We celebrate Rosh Hashanah as the anniversary of the creation of the world.

God charged us at creation to use our talents to make the world a better place. Few of us will find the cure for cancer or bring about world peace, but that should not stop each of us from dong something. We each can teach a child to read, help an elderly person cross the street, cook and serve a meal at homeless shelter. The possibilities are endless.

But when we become puffed up in the pride of our accomplishments or even in our acts of kindness, it is good to remind ourselves that as Abraham realized when he addressed the Almighty (Genesis 18:27) we are ”but dust and ashes.”

One of life’s must difficult challenges is to find the balance between conceit and despair.

Henry David Thoreau reminded us: “We are double-edged blades, and every time we whet our virtue the return stroke straps our vice.”

I think that it is no accident that, as Bahia ben Asher of Saragossa (13-14th c.) noted, the zodiacal symbol for Tishri and the Jewish New year is usually a balance scale. As we count down the weeks toward Rosh Hashanah, our tradition enjoins us to think of our good and evil deeds as weighing equally on the scale of merit, and that our next act will tip the scale of judgment for good or for ill.

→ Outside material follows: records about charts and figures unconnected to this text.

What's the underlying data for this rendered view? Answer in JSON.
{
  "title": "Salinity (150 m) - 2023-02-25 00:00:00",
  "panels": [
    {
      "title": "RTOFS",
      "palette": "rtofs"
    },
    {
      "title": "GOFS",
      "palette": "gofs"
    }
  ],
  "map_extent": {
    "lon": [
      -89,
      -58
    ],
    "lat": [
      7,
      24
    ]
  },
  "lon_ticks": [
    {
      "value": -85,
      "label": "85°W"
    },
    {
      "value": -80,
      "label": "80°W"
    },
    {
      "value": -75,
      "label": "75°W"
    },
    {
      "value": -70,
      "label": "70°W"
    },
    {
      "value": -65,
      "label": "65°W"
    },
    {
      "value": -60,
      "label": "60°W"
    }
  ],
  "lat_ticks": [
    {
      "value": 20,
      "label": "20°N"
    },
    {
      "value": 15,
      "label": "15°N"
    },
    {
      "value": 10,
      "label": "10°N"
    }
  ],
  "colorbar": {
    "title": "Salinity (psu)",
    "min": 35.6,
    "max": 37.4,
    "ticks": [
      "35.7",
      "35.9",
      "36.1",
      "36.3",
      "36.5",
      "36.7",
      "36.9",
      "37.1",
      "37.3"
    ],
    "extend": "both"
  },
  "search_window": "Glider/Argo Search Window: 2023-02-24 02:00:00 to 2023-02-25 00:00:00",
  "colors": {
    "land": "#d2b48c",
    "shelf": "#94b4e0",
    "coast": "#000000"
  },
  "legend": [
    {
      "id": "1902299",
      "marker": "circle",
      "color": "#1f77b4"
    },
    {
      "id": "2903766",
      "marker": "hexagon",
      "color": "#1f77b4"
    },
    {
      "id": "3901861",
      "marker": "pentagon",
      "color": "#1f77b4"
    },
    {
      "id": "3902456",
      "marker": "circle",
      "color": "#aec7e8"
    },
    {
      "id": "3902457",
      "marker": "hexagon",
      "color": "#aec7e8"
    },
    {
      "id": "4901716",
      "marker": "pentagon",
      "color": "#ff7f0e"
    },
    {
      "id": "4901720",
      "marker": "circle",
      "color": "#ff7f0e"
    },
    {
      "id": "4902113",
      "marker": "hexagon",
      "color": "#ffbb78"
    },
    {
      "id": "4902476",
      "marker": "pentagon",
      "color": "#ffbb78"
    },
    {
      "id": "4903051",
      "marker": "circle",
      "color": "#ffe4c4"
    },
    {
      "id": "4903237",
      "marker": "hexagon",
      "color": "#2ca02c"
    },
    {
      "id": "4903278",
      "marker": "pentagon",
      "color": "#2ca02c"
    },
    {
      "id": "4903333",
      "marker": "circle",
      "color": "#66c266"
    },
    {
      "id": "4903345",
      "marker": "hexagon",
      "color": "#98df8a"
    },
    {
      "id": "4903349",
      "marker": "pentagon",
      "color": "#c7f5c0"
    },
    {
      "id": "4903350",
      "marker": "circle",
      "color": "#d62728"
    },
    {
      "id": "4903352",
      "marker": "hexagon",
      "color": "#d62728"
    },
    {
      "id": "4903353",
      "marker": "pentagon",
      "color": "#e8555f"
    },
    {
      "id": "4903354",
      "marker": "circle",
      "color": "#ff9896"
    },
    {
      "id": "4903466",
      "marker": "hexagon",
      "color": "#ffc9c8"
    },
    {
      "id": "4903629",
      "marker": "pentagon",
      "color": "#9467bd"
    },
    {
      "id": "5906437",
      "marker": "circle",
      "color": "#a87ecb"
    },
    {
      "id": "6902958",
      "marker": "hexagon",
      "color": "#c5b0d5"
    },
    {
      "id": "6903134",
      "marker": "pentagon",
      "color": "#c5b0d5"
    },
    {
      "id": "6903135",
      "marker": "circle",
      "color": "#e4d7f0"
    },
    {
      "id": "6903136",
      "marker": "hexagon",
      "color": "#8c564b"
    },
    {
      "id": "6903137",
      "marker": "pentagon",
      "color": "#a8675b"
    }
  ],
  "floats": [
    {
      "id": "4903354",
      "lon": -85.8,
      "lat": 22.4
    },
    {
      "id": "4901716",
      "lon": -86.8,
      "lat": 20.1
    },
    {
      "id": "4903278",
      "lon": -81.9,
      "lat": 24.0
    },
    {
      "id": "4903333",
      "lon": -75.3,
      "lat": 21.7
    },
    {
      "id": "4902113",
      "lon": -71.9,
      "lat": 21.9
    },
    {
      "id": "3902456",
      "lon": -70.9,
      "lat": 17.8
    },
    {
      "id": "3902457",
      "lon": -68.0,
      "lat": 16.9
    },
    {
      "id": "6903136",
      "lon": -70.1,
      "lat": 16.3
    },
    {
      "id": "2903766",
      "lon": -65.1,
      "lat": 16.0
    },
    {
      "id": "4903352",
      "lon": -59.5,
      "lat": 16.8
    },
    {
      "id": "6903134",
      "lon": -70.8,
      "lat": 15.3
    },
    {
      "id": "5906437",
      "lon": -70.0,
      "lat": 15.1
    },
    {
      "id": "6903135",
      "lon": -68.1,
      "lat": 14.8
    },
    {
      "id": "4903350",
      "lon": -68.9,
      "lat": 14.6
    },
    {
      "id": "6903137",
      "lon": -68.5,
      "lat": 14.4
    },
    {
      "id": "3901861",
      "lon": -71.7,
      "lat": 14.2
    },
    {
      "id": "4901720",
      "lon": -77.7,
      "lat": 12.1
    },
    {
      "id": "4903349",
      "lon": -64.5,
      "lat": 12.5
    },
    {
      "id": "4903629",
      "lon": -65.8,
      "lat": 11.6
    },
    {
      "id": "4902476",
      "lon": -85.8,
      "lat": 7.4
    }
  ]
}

 Think of the power the image of the balance scale can have.

If each of us wakes upon this New Year feeling an urgent need to do a good deed, what an amazingly positive impact our collective actions will have on our families, our communities and our world.

Personally, I pray that God will consider the effort that went into ToraHighlights as a good deed and tip my wavering scale to the side of good and will bless me with a year of  life, health, and meaning.